When they look across the road from the seats of their riding mowers and see Mr. Briney at work on his tractor, they'll find the sight comforting, because it will seem to confirm the rural nature of their new homes.

And it goes without saying that if signs went up on Mr. Briney's farm saying that more new houses were to be built there, residents of the subdivision across the road would be the first ones to appear at the zoning hearing. Development of the Briney farm, they or their lawyers would inevitably argue, ought to be denied, because it would change the neighborhood.

When the change came

Obviously, new subdivisions do represent change. But one could argue that in most rural communities the real changes, the changes that made most farming untenable and exurban housing desirable, took place long before the first red-flagged surveyors' stakes sprouted like bright weeds in pastures and cornfields. The new houses only confirm that.

That would not be a popular argument in many circles, because it would seem to be pro-development. And development, especially the conversion of farmland and other open space into residential housing, is not a popular process. Both locally and nationally, tremendous political and rhetorical force is constantly mobilized to prevent it.
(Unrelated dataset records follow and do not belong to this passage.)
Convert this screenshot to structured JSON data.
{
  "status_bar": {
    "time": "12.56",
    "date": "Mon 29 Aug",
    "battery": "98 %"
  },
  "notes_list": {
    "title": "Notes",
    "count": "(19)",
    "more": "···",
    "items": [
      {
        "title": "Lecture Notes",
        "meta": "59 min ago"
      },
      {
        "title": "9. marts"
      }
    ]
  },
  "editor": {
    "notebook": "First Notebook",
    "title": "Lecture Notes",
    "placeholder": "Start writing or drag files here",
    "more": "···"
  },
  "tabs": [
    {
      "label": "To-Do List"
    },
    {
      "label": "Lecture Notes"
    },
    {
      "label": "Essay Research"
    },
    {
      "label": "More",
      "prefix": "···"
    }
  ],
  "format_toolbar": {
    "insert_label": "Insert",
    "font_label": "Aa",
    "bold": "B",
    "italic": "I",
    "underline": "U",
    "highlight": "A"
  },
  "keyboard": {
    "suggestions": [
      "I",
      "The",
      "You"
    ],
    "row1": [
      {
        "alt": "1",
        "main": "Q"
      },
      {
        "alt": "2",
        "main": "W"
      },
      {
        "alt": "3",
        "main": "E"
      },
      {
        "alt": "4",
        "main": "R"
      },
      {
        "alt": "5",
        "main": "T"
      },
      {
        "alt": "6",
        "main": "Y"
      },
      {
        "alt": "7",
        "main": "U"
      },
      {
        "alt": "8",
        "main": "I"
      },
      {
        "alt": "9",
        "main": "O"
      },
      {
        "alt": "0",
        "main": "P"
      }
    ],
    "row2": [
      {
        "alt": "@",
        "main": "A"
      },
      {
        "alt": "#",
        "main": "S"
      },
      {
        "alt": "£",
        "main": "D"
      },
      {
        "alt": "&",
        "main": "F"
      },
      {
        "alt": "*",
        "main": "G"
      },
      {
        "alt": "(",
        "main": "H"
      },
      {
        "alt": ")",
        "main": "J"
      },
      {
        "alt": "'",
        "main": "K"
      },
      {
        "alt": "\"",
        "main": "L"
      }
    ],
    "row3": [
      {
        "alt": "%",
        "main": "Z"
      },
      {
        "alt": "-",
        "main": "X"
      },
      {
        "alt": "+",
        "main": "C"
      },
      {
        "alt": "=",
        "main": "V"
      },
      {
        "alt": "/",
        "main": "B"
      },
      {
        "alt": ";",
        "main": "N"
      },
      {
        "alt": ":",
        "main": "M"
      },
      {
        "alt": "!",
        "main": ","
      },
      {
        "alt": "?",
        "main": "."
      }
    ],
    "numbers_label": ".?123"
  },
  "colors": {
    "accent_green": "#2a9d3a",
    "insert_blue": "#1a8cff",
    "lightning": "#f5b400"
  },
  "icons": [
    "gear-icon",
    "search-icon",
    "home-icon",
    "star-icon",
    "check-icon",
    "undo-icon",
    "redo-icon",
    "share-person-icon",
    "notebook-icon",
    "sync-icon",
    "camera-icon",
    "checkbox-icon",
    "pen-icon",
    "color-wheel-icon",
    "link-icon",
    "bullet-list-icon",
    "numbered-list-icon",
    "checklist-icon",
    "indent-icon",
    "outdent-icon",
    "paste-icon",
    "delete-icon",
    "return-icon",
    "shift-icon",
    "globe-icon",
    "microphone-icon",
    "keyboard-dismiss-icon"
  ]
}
The housing pattern produced by people freely negotiating to buy land where they prefer and can afford to live is condescendingly referred to as ''sprawl.'' Opponents compare it to a virus or a cancer, and push for new laws which they say will cure it.

''Planned'' and ''orderly''

As a substitute they advocate something called ''planned growth'' or ''orderly development,'' which generally means making sure that people have to live where the experts and the governments say they should. Sometimes they back this up with demands for increased public expenditure on mass transit, and new laws to make it more expensive or otherwise difficult to own and operate automobiles.

For some reason, not everybody favors these ideas. Even a few of us who live in what some people still consider the country aren't all that appreciative of them.

But maybe we just don't understand. As I drove back from Mr. Briney's, I had to admit that maybe it really would be nice for our little community if the government could order the countryside to stay exactly the way it is. And then the planners could begin working to make it better still, like maybe exactly the way it was 50 years ago.


Peter A. Jay is a writer and farmer.